Insbesondere folgende Faktoren ermöglichten diese Entwicklung:

  • die Nahrungsmittelproduktion hat sich fast vervierfacht und stieg somit schneller als das demographische Wachstum,
  • das Bruttoinlandsprodukt (in konstanten Preisen errechnet) hat sich verzwanzigfacht.

„Während die Bevölkerung um das 3,6-fache zunahm, sank die Gesamtsterblichkeit um 74 Prozent“

Somit hat Indien, zumindest für die Zeitspanne von seiner Unabhängigkeit bis heute, Malthus widerlegt. Es verzeichnete nämlich bei der Nahrungsmittelproduktion einen stärkeren Anstieg als beim Bevölkerungswachstum. Letzteres wurde durch die Verbesserung der Lebensbedingungen begünstigt.
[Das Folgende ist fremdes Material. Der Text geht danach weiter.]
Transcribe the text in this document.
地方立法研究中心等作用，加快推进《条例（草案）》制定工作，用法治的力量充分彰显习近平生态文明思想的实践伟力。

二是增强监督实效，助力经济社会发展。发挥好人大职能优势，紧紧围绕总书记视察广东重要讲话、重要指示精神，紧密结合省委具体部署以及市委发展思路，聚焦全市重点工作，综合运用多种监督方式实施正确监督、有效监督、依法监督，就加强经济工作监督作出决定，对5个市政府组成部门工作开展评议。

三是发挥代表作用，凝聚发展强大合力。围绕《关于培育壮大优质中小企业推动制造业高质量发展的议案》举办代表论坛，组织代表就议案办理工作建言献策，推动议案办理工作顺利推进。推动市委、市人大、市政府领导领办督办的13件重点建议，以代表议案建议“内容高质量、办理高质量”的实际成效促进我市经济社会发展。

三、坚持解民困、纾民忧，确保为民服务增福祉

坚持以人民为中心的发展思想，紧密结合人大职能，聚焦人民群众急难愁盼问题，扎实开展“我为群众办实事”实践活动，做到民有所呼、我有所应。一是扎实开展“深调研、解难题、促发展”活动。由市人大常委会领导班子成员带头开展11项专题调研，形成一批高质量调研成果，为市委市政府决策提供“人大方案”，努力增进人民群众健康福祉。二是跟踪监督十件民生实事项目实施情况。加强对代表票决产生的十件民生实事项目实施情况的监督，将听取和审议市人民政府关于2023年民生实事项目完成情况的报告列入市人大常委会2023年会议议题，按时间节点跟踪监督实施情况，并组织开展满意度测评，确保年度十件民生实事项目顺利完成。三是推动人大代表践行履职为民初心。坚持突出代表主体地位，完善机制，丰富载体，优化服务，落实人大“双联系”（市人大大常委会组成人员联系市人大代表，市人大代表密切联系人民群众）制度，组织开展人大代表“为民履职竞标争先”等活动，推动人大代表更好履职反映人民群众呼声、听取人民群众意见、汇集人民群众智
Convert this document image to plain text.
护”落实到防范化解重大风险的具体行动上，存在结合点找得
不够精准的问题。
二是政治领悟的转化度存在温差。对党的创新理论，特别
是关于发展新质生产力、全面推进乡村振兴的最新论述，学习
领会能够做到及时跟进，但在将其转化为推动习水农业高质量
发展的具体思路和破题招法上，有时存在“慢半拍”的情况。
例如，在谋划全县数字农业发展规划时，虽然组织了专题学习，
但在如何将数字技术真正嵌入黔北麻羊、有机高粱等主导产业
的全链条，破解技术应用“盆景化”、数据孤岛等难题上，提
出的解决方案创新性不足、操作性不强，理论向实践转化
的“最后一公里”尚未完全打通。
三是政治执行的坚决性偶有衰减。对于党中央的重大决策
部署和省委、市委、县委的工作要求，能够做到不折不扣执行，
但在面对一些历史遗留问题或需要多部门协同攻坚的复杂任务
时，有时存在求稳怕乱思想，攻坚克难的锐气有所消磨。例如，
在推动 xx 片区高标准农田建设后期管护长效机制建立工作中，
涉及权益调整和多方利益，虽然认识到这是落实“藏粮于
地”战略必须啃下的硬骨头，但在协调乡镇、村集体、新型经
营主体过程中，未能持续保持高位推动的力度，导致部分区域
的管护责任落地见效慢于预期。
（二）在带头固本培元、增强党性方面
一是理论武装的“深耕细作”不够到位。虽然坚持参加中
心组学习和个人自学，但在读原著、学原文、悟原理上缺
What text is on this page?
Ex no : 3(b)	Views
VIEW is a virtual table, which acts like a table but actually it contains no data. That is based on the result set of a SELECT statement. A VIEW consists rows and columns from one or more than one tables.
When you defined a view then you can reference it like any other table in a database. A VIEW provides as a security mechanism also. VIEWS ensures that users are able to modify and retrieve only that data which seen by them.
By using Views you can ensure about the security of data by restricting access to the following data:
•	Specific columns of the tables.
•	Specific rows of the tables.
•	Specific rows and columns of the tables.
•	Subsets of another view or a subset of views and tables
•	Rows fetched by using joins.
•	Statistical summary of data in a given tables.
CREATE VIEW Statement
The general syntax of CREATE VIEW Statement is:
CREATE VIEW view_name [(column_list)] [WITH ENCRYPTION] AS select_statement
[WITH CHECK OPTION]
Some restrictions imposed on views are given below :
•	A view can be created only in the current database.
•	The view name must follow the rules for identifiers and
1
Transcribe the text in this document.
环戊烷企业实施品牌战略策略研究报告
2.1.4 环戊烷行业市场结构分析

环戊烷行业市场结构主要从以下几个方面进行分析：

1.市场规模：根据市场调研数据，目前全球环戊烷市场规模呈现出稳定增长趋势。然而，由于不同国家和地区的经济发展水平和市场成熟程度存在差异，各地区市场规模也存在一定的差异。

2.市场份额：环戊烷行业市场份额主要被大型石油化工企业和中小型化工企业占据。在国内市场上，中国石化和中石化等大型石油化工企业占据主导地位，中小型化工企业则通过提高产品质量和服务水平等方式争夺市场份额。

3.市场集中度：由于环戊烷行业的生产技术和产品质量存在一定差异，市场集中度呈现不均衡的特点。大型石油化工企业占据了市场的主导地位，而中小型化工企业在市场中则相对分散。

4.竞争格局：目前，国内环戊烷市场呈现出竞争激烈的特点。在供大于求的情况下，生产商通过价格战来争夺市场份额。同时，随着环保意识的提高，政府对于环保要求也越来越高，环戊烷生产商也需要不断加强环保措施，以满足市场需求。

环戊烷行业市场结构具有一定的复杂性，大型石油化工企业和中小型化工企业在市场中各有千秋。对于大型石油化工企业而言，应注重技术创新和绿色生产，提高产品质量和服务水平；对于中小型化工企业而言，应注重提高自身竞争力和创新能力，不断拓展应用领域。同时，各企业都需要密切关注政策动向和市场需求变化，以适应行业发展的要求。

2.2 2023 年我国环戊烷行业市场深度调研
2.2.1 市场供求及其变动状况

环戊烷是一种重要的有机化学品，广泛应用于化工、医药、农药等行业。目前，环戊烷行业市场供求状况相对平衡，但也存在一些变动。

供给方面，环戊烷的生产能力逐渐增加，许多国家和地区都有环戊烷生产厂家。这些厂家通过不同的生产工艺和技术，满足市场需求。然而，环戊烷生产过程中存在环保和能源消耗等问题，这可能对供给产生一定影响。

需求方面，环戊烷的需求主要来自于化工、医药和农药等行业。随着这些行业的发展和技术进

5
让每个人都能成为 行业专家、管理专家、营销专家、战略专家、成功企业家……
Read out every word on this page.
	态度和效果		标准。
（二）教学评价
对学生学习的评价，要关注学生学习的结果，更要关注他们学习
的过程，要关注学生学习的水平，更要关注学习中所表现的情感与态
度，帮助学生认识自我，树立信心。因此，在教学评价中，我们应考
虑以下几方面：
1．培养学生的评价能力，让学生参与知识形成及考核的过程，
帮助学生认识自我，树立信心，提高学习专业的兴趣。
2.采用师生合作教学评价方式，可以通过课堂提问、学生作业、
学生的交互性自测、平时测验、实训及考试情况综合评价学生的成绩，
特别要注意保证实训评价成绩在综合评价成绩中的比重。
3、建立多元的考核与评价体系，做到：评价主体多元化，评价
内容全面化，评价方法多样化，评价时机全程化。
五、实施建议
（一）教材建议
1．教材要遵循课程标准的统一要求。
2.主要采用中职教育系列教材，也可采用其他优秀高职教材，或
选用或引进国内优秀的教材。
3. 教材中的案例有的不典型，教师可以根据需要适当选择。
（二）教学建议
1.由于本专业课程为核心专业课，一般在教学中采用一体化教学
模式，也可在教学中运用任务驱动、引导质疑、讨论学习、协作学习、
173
Gewiss hat Indien noch einen weiten Weg vor sich, denn die FAO 5 schätzt die Anzahl der unterernährten Menschen in diesem Land im Zeitraum von 2012 bis 2014 auf 190 Millionen. Das ist beträchtlich, allerdings zeigt sich die Verbesserung in den Prozentwerten: 15,2 Prozent der Bevölkerung galten im Zeitraum von 2012 bis 2014 als unterernährt, während es 15 Jahre zuvor noch 23,8 Prozent waren.

Auch wenn Malthus widerlegt ist und ein Bevölkerungswachstum keine fatale Entwicklung nach sich ziehen muss, gilt natürlich: Eine dauerhafte Entwicklung [6] Indiens erfordert nach wie vor die Fortsetzung der stetigen Bemühungen. Und sicher auch Reformen im gesellschaftlichen Bereich.